Multi-domain virtual network embedding with dynamic flow migration in software-defined networks

Software Defined Networking (SDN) decouples the control and data planes of a network, and employs a central controller to provide effective use of network resources and ease of service provision. Virtualization in SDN empowers the virtual SDN networks to share common physical network infrastructures, and, thus, make them capable for versatile service provisioning. In such setting, SDN hypervisor supports multiple virtual SDN network (vSDN) in which each vSDN has its own controller. To create virtual networks and achieving optimal sharing of physical network resources, virtual network embedding (VNE) algorithms are designed. Single domain VNE is a well-studied problem in NV literature. However, in most of the real life scenarios, VNs are provisioned across heterogeneous administrative domains belonging to different Infrastructure Providers (InPs). In this paper, we propose a VNE algorithm, namely vSDN-CLA, using Irregular Cellular Learning Automata (ICLA) for multi-domain SDN networks.

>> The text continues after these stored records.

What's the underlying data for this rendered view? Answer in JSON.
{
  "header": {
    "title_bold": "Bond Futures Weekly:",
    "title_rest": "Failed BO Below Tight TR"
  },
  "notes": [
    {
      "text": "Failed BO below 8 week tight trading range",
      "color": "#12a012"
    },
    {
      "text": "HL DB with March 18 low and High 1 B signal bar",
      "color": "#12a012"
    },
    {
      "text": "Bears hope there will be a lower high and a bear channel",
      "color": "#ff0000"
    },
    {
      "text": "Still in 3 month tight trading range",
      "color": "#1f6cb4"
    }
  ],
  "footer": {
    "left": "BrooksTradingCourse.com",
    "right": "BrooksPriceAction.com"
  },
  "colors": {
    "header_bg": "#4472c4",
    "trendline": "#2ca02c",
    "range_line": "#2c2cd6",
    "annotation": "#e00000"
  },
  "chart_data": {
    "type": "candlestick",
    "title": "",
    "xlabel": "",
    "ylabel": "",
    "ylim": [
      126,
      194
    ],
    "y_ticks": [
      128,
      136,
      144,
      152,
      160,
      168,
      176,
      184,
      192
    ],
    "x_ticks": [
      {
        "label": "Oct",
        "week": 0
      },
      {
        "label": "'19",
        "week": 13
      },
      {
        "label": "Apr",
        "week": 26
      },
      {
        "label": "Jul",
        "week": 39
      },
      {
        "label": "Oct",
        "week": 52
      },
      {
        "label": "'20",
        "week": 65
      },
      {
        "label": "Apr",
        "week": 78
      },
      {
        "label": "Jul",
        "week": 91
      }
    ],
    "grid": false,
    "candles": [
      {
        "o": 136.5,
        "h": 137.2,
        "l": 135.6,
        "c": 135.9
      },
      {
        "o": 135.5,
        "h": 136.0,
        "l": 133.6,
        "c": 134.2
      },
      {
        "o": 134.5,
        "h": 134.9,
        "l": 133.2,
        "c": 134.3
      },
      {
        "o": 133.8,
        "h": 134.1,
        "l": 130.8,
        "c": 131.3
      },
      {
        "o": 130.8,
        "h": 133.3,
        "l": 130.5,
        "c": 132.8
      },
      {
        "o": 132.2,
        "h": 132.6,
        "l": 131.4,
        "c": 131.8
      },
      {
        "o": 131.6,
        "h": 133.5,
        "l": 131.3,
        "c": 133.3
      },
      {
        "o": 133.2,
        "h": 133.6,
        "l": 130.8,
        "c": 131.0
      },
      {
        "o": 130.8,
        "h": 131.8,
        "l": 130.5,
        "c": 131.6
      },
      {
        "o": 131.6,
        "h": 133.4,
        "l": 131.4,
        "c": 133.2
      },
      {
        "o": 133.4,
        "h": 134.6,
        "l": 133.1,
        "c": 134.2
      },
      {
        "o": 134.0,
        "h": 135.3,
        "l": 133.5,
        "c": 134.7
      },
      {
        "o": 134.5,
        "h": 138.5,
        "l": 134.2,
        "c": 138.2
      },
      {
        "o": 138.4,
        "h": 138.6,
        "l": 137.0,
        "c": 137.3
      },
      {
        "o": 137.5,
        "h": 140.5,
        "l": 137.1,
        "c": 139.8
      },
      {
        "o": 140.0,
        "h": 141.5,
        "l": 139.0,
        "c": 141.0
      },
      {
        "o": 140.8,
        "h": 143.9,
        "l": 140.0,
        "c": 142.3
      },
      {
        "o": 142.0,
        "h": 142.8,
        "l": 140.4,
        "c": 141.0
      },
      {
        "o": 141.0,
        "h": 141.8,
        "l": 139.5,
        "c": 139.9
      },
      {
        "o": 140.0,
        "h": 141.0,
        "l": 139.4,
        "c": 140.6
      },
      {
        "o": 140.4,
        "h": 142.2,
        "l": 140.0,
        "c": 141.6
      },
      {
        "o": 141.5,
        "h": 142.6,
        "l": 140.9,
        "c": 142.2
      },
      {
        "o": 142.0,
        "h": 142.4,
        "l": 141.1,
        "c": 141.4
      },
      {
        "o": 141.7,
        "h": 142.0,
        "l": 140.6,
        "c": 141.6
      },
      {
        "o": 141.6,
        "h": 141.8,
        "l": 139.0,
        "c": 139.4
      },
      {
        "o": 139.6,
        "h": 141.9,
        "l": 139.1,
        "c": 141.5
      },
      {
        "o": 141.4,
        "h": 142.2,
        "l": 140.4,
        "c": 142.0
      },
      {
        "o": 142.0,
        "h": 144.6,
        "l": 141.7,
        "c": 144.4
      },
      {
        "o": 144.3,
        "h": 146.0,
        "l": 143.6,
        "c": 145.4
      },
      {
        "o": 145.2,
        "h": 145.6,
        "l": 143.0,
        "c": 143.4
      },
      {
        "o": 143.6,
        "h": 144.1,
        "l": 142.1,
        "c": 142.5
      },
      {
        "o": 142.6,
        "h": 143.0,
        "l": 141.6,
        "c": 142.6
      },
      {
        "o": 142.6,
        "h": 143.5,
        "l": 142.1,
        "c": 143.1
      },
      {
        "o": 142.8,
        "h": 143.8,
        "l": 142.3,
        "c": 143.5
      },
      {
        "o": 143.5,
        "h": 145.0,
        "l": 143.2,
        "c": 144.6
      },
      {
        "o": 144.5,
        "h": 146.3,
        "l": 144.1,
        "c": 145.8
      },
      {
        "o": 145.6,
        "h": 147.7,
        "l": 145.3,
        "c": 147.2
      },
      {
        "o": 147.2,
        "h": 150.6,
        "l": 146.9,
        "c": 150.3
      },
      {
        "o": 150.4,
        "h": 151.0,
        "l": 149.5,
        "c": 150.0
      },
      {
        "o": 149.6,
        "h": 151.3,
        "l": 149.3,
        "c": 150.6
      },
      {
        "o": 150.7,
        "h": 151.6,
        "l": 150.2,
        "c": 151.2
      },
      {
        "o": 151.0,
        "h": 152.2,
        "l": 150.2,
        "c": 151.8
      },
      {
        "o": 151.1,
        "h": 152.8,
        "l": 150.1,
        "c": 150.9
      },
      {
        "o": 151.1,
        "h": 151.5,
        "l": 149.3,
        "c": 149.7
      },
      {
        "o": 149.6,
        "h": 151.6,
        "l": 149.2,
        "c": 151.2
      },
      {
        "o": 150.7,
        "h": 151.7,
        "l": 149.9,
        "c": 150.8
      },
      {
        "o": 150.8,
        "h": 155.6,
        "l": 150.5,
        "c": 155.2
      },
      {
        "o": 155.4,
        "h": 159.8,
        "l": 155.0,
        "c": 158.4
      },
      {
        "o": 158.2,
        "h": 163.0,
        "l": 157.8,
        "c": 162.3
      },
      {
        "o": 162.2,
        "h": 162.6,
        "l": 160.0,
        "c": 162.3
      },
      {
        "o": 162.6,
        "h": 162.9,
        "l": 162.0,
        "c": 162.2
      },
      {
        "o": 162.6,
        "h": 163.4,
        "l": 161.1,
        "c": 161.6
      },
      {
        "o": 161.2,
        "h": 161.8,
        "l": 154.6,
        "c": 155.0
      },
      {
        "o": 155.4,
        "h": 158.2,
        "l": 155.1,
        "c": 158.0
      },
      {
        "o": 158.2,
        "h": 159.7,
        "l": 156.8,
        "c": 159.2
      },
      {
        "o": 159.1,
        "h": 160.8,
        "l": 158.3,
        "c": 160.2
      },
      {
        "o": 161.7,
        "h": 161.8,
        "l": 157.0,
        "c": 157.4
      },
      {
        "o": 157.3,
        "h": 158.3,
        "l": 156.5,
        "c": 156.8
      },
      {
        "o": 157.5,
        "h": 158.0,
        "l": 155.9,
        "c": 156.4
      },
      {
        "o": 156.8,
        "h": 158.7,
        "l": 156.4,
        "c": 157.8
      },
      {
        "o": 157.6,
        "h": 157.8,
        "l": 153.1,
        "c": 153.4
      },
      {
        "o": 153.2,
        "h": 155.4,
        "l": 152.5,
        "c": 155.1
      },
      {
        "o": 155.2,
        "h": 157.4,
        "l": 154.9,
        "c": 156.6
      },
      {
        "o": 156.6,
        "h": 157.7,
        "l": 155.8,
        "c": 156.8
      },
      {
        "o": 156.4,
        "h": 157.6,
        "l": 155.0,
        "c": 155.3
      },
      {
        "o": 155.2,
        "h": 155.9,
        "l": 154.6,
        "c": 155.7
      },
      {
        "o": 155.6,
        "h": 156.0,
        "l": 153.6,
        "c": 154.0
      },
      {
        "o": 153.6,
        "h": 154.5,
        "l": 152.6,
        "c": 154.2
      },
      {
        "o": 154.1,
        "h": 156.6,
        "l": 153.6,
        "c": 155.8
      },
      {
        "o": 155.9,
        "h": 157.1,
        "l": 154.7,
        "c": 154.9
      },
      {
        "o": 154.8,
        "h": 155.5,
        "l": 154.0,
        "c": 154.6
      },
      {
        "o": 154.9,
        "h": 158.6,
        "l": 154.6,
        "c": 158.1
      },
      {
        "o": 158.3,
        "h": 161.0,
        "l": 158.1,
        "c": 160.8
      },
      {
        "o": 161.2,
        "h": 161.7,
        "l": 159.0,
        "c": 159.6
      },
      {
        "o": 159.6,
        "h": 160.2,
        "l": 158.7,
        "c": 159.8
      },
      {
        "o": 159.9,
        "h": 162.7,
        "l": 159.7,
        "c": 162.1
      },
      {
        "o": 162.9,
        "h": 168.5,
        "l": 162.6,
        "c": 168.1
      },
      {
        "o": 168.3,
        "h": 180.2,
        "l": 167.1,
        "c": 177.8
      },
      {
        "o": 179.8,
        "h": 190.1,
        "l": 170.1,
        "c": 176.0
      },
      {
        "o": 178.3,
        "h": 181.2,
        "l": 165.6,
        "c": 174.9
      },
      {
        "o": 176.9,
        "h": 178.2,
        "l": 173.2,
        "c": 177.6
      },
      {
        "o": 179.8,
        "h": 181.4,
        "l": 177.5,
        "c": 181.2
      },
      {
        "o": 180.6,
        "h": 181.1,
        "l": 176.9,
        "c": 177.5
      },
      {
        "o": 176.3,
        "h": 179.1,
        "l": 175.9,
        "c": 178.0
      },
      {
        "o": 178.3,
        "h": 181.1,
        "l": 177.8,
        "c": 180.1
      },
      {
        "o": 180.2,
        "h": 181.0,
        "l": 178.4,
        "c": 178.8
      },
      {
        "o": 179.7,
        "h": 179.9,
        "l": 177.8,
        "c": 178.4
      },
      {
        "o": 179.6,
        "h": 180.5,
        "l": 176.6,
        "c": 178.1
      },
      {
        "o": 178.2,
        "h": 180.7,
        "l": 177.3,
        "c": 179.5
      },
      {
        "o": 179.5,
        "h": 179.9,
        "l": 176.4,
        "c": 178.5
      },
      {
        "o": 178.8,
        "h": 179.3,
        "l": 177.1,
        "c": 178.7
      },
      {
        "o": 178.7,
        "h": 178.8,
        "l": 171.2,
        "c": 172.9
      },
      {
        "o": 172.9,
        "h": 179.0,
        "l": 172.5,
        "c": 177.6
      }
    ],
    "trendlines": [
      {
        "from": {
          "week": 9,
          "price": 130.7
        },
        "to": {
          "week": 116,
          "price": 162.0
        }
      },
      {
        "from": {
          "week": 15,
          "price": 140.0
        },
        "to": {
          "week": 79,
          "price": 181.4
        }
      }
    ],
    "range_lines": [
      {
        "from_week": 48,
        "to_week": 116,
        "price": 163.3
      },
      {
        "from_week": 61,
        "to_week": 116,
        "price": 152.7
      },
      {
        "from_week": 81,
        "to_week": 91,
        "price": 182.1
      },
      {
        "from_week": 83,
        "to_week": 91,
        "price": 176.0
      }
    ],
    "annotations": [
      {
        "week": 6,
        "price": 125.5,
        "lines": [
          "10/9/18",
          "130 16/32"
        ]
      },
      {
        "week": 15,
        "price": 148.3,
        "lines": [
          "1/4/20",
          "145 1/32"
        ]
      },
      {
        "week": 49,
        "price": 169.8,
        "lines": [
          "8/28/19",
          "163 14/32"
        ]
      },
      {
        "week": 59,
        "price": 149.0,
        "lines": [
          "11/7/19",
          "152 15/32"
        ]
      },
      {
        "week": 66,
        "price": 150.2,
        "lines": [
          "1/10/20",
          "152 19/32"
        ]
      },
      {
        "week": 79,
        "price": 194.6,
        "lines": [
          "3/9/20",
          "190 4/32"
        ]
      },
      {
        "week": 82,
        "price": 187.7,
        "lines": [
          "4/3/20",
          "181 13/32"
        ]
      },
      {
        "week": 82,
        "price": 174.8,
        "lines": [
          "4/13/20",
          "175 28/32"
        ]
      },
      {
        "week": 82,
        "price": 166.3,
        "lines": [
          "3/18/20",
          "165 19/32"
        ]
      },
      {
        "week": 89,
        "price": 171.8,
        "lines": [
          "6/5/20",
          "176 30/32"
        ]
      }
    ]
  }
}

We consider two aspects – optimal mapping of virtual nodes and links into multi-domain substrate network, and optimal placement of SDN controller with respect to throughput and end-to-end delay. We extend the vSDN-CLA by considering dynamic flow migration to achieve resource optimal routing. We evaluate the proposed schemes using Mininet. We observe that the proposed schemes outperform the existing benchmark schemes with respect to throughput, end-to-end delay, and virtual network request acceptance ratio under both the single and multi-domain environments.